At some point, many business owners execute a will or trust to provide for the disposition of their personal assets. Those dispositions will either specifically or generally deal with their business ownership interests as well. However, business succession planning is also affected by an entity’s governing documents. This blog addresses the possible conflicts between the entity documents and the individual owner’s estate planning documents. Make sure your business attorney and estate planning attorney are each aware of your plans so you can avoid such conflicts.
When a business owner makes an estate plan, they must decide where all their assets are to go, including ownership in the business. The owner—let’s call her Sam—may wish to leave half of XYZ Properties to her three children for their benefit. So, Sam’s will or trust will state that her ownership interests in the company (or perhaps simply all her assets) are to be divided equally among her three children. Whether or not this will actually happen depends on the governing documents of XYZ Properties.
There are several forms of business entities. But no matter the type of business, the owner(s) intentionally created it, and in cases where there is more than one owner, the owner intentionally chose the other person(s) with whom the company would be owned. In our case, let’s say Sam only owns half of XYZ. And provided that Sam and the other owner sought legal counsel at the time of the company’s formation, it is likely that the company’s governing documents will include provisions on how an owner may or may not transfer their ownership interests in the company. If XYZ is a corporation, those restrictions will appear in a Shareholder Agreement or other document. In a limited liability company, the restrictions will likely appear in the Operating Agreement. See my prior blog on documents containing buy-sell provisions in business entities.

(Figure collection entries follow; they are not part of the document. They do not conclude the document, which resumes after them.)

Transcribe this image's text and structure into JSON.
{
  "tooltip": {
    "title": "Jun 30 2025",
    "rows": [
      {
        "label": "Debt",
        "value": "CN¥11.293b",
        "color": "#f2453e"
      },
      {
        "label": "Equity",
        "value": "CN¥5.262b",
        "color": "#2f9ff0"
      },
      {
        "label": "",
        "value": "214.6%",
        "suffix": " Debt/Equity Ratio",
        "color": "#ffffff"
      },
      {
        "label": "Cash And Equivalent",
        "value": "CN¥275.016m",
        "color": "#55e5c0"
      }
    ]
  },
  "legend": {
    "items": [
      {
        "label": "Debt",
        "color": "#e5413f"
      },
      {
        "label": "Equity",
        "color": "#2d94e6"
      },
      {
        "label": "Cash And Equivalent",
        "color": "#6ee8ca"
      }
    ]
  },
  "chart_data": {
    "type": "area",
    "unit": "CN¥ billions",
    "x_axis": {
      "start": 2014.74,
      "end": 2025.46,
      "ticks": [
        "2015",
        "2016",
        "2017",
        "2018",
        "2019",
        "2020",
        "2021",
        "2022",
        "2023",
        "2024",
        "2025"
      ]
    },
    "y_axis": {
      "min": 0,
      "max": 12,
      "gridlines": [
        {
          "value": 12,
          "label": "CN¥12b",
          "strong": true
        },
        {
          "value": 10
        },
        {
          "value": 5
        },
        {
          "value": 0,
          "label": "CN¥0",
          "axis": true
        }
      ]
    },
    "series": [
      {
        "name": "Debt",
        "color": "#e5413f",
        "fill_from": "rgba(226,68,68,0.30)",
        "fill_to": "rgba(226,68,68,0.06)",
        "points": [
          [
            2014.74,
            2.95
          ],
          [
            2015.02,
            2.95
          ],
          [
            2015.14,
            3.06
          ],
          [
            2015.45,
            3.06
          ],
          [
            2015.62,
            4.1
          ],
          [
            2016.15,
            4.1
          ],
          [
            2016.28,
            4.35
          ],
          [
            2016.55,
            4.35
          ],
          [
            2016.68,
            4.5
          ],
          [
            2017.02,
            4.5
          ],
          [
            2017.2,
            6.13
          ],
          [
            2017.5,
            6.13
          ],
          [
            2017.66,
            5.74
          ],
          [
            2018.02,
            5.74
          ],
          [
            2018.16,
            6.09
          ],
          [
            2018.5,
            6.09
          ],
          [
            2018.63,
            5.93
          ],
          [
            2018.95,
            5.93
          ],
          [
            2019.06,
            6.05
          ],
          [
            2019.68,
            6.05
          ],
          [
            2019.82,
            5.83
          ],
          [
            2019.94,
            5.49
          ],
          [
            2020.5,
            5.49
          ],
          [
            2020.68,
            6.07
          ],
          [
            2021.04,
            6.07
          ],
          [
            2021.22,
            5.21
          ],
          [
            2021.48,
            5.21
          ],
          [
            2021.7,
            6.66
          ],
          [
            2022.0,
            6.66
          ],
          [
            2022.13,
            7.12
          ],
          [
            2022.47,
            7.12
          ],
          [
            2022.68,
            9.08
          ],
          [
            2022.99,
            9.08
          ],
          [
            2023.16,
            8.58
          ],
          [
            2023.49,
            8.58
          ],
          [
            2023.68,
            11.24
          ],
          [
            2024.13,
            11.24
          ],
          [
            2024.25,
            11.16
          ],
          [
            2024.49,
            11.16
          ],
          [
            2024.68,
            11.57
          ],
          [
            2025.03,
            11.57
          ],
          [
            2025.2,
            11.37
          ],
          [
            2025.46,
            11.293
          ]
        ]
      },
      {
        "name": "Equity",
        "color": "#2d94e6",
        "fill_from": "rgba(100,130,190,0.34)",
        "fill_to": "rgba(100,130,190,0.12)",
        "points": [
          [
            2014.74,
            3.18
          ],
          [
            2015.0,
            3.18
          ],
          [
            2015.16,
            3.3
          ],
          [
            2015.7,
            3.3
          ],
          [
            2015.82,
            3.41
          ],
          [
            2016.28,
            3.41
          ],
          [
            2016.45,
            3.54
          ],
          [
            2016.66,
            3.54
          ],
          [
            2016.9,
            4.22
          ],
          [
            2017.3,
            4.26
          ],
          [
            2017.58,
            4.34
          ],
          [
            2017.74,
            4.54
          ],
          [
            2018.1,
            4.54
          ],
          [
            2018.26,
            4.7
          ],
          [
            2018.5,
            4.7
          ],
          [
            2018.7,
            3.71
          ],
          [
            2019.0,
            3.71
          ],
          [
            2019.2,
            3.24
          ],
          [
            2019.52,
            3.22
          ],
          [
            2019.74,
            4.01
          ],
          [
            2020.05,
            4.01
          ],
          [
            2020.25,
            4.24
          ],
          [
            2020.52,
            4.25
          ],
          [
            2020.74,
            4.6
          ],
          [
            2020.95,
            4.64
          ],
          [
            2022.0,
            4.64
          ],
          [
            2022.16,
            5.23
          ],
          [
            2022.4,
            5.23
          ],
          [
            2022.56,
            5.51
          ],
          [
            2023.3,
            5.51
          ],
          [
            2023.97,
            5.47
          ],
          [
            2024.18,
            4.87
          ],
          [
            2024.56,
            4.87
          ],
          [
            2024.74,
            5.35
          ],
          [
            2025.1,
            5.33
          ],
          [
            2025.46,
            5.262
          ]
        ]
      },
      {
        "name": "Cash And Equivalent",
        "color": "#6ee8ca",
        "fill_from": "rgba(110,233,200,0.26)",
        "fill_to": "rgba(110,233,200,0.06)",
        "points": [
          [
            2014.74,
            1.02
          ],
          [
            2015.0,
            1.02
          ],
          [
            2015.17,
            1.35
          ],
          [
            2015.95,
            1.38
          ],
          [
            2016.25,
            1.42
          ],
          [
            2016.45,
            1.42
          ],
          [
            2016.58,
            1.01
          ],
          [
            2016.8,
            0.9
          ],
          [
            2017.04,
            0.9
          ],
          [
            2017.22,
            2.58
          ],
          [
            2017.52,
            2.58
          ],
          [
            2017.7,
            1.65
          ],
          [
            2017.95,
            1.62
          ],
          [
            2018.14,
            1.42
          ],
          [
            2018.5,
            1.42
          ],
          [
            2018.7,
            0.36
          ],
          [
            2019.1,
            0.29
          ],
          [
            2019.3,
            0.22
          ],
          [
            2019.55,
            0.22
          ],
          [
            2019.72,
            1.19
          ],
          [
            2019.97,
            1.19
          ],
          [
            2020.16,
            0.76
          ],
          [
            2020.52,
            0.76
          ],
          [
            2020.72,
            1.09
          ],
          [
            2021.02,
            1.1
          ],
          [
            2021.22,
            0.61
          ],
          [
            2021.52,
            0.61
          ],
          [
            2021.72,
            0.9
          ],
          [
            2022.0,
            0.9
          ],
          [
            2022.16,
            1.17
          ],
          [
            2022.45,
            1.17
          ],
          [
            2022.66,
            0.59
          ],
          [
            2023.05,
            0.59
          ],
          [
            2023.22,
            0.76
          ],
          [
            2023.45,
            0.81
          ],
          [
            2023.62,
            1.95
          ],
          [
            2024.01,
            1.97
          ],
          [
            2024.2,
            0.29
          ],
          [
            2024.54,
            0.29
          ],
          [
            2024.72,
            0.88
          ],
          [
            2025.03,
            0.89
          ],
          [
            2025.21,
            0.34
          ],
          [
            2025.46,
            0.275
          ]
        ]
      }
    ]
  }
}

Back to XYZ. Assuming Sam and her business partner gave thought to business succession planning and ownership transfers, it is likely that they have agreed that in the event of death, the other owner will have the first option to purchase the other owner’s interests. No matter how great Sam’s kids are, the other owner would likely prefer to pay them for Sam’s interest and continue to run the business than to have the kids as co-owners. If Sam and the other owner have signed a typical agreement providing for this option, then the option will take precedence over the provisions of Sam’s will. The kids will likely receive money for the company at some value, but they won’t be splitting up the company ownership.
What is the answer here? Make sure that you carefully consider where you want your business interest to go at your passing, and make sure that your estate planning attorney and your business attorney are in contact. These two departments at BGS coordinate their efforts to make sure that what the owner desires is properly reflected and will be honored. If Sam truly wants her three children to be owners, that conversation needs to happen with the other owner, and corporate counsel may play a role in helping set out the various options.